Truthiness is an AI-assisted check that looks at roads created and compares them with satellite images to find out whether there’s a real-world basis for each change. If we find a matching real-world road, then MaRS approves the create. This rule builds off of our teams’ work on AI-assisted road mapping. In fact, it does the inverse of how we infer roads out of satellite images. The truthiness rule uses satellite imagery as a basis to determine whether the changed or created features have any correlated visual counterparts. This correlation is then translated into a confidence metric of the change being good.

The black line in the image on the left indicates the changed feature. We can see the matching visual feature in the image on the right, which tells us that the truthiness check passes.

Significant tag change

Since OSM tags are freeform key-value pairs, we use a combination of ML and heuristics to evaluate the significance of the tag change and to check for profanity (“Does this significantly alter the characteristics of a feature?” or “Does this name change contain profanity or obscenity?”). This rule builds off of our work on integrity and profanity detection as well as some map data–specific techniques developed by the World.AI team.

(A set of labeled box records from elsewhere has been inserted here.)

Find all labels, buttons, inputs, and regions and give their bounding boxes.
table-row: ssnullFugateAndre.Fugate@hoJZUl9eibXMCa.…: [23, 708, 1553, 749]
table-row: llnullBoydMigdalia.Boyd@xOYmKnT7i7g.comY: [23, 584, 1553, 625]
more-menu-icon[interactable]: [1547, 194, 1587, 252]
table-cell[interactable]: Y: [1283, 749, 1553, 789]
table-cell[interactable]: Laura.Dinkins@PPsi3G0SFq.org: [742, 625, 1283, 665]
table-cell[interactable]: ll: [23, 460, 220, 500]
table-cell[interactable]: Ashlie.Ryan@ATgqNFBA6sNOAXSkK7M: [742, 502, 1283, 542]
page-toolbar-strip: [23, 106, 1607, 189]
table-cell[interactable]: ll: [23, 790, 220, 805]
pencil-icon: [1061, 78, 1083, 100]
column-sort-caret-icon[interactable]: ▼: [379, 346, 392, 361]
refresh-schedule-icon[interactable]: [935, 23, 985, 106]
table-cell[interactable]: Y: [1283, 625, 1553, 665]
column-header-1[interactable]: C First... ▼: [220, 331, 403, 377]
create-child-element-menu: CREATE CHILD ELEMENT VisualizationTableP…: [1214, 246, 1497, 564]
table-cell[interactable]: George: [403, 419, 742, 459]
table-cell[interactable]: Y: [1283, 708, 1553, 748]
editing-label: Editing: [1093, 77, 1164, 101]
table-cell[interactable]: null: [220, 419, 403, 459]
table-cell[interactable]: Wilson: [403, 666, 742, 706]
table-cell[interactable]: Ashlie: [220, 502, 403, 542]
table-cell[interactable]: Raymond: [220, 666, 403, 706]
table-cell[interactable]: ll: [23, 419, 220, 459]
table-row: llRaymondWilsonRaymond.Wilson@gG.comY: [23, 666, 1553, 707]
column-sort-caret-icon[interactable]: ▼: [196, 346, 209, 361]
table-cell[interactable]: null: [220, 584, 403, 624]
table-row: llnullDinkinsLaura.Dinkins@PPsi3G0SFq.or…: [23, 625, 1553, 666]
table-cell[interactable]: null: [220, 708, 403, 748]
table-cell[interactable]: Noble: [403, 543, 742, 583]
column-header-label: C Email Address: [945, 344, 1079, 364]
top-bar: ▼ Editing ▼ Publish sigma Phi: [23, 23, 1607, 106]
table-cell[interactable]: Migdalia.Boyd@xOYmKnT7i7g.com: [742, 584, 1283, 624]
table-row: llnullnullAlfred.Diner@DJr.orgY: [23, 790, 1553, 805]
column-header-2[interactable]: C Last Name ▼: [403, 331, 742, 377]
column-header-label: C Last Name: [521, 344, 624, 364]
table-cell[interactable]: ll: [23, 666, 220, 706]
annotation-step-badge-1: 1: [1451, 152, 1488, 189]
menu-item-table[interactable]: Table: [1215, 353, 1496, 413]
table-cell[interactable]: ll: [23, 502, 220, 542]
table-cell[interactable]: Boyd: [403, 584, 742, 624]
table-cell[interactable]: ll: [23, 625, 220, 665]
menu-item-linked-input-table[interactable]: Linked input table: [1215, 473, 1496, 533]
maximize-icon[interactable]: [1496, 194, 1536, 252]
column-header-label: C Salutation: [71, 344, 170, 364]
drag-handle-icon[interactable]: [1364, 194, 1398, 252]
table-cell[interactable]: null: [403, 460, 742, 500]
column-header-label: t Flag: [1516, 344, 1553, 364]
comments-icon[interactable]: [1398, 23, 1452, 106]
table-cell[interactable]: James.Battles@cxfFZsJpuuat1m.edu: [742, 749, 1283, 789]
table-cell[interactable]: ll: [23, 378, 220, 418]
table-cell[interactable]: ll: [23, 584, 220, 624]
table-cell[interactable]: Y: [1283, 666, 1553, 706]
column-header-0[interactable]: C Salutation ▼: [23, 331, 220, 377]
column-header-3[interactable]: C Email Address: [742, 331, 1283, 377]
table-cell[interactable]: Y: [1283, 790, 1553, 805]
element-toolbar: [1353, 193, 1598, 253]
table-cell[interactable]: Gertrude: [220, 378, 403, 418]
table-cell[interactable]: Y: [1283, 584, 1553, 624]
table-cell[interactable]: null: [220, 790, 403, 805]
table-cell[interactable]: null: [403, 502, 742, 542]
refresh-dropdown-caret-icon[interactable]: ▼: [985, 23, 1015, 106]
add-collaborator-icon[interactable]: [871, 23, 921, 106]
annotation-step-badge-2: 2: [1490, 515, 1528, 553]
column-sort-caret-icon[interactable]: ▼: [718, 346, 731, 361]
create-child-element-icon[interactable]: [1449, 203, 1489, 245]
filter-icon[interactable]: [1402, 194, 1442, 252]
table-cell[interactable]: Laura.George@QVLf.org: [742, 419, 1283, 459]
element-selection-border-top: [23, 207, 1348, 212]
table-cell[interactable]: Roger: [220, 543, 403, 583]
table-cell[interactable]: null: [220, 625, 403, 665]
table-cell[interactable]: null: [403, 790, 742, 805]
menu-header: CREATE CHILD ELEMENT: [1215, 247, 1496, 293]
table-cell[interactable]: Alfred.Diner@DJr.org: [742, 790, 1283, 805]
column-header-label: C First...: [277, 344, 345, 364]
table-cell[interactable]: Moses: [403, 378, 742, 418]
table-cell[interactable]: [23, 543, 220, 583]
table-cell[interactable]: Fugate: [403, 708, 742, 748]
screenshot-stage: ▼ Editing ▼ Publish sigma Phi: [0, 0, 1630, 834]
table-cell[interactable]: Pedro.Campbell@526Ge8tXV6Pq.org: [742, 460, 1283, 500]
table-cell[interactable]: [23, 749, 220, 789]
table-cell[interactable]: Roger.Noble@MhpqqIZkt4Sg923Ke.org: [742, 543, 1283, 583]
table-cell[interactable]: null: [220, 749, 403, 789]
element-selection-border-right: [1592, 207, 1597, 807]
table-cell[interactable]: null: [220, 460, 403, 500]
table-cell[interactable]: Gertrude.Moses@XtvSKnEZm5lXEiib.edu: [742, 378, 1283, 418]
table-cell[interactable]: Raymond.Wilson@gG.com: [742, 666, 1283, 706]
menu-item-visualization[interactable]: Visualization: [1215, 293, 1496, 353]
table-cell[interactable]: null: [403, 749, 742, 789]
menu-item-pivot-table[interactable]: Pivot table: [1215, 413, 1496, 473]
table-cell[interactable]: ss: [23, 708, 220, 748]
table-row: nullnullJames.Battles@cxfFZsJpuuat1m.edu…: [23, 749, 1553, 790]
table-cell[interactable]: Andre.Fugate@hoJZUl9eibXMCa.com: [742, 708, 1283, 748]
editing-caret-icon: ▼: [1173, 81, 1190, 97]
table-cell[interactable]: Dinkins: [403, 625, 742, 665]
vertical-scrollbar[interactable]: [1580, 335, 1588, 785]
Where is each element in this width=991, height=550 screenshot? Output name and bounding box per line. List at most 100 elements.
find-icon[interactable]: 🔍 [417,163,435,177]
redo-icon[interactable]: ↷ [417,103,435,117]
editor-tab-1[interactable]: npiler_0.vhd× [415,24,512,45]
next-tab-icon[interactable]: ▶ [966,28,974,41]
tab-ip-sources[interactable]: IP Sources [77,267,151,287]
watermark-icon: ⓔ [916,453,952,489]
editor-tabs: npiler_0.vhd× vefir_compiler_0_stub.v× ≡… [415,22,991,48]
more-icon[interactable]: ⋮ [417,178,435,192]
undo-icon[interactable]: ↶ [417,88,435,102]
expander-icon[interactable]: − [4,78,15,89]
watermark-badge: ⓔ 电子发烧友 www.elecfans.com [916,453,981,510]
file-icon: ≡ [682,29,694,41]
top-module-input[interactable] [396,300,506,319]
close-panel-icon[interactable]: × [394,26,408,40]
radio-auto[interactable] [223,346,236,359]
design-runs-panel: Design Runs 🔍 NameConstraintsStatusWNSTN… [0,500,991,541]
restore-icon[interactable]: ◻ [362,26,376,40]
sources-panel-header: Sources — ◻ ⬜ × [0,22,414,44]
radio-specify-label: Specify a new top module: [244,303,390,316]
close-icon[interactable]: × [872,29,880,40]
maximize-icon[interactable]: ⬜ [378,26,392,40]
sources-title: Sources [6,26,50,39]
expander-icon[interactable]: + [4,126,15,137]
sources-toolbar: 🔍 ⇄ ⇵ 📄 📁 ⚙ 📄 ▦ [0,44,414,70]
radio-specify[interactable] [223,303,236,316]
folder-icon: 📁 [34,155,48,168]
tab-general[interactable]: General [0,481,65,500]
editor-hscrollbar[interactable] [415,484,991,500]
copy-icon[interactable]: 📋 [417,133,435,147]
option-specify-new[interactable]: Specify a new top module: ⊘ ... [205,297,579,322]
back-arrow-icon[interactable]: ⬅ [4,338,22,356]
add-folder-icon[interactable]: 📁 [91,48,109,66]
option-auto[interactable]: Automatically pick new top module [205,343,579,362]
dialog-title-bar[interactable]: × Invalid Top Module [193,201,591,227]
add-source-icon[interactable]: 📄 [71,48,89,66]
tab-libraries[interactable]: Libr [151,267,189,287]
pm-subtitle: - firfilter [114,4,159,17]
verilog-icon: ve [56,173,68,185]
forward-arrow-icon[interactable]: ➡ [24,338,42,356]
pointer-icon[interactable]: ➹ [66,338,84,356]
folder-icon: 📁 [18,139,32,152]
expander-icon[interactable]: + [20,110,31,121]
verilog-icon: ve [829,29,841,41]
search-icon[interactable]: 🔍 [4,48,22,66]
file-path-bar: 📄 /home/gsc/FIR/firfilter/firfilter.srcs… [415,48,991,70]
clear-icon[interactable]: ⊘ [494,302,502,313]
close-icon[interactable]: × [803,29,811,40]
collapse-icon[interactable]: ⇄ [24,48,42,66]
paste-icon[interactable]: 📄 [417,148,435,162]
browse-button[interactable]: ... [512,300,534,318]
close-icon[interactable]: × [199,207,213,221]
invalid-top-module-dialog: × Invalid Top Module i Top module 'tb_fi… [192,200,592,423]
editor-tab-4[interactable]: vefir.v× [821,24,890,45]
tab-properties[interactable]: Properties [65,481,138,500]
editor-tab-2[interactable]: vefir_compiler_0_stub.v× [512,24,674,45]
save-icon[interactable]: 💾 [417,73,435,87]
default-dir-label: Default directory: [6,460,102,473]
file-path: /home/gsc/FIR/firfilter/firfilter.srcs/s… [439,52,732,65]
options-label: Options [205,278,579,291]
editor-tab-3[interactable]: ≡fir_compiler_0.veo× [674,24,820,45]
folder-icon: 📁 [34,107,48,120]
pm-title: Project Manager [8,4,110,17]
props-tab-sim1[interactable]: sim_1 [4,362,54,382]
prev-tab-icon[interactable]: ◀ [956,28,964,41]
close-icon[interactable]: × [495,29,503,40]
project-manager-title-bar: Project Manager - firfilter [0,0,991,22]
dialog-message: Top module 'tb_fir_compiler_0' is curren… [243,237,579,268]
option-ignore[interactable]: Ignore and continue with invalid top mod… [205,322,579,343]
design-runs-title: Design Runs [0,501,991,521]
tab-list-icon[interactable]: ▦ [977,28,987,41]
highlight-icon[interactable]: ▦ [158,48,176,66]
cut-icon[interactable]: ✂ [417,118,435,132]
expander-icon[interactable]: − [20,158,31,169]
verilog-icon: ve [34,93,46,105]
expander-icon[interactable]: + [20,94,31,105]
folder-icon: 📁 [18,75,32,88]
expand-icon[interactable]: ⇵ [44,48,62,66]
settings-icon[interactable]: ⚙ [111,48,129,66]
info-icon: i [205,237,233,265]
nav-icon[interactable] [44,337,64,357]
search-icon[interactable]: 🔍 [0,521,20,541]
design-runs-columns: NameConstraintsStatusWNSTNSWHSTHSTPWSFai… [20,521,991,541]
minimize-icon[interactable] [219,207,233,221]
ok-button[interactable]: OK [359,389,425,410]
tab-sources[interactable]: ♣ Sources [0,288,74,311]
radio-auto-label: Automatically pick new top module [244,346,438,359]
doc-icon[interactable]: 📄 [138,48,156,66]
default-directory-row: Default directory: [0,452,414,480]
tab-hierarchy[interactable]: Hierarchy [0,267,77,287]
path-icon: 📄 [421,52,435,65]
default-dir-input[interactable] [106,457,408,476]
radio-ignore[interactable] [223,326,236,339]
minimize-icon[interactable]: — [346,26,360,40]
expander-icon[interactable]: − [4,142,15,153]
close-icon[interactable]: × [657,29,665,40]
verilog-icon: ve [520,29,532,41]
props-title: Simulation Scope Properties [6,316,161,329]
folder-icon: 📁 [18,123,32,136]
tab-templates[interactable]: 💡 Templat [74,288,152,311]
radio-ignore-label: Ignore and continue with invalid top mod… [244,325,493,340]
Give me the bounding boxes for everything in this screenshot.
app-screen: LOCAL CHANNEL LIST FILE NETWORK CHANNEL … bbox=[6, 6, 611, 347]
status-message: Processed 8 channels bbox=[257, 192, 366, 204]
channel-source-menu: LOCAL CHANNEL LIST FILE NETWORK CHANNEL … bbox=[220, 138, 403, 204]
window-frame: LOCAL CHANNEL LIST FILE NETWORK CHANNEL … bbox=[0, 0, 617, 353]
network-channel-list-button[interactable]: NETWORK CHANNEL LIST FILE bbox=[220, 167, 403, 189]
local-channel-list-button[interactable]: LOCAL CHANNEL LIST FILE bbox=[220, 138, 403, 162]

Adaptive strictness of checks

Though it’s technically not a rule, a significant technique used in the system is to adaptively lower the strictness of the checks as well as the acceptance threshold, if a change is stable. For instance, if the last time a feature was changed was, say, more than a year ago, we can use a higher tolerance for changes made to the original feature. This allows us to process old and stable changes at an increased volume. These changes have a reduced set of heuristics and checks done before final approval and are also more likely to be marked for spot checking.

How we did

In the latter half of 2018, our first proof of concept targeted ingesting OSM features in Thailand via mostly manual review. We did have some rudimentary heuristics-based automation around features added by the FB mapping team. The first pass of the review UI provided a basic experience to our validators. We were able to ingest around 3 million OSM features (fully approved LoChas) during this phase.

In 2019 so far, with a similar-size team and our MaRS (and a refactored UI) in place, we targeted ingesting the whole world with a similar-size map review team and were able to get ~75 million OSM features into the new map version.

The figures above represent features that consist of entirely approved LoChas. With the per-feature scoring system, we were able to get close to 90 percent automated approval (approximately 1.6 billion features auto-approved out of approximately 1.8 billion total changed features).

The road ahead for MaRS

MaRS allows us to minimize human review while maintaining correctness. As OSM grows in popularity and participation, we expect the volume of changes to increase. Our goal is to keep pace with all the changed features at a regular cadence, so we need to keep increasing the volume processed by MaRS while maintaining accuracy and confidence in the changes that we auto-approve (or reject).

To this end, we are exploring the following areas for possible future iterations of MaRS:

Extend the composition strategies of the rule engine beyond simple logical AND-ing, and allow for more expressive and complex composition strategies.
Create more AI-powered rules to target creates and deletes, since those commands have only one version and heuristics-based evaluation is more suited to modifies, which have before and after versions.
Extend truthiness to other geospatial types (buildings, water bodies, land use, etc.).
Enhance the NLP-powered tag change significance (i.e., given my use cases, how significant is this tag change?).
Conflate and cross-validate with other datasets (i.e., can I use my existing data sets as provisional ground truth? Points of interest, government or public data sets, survey data, etc.).
Rethink our approach towards change processing from the top down (cartographic and semantic modeling of the changes, generative and/or Bayesian modeling of the map validation logic, etc.).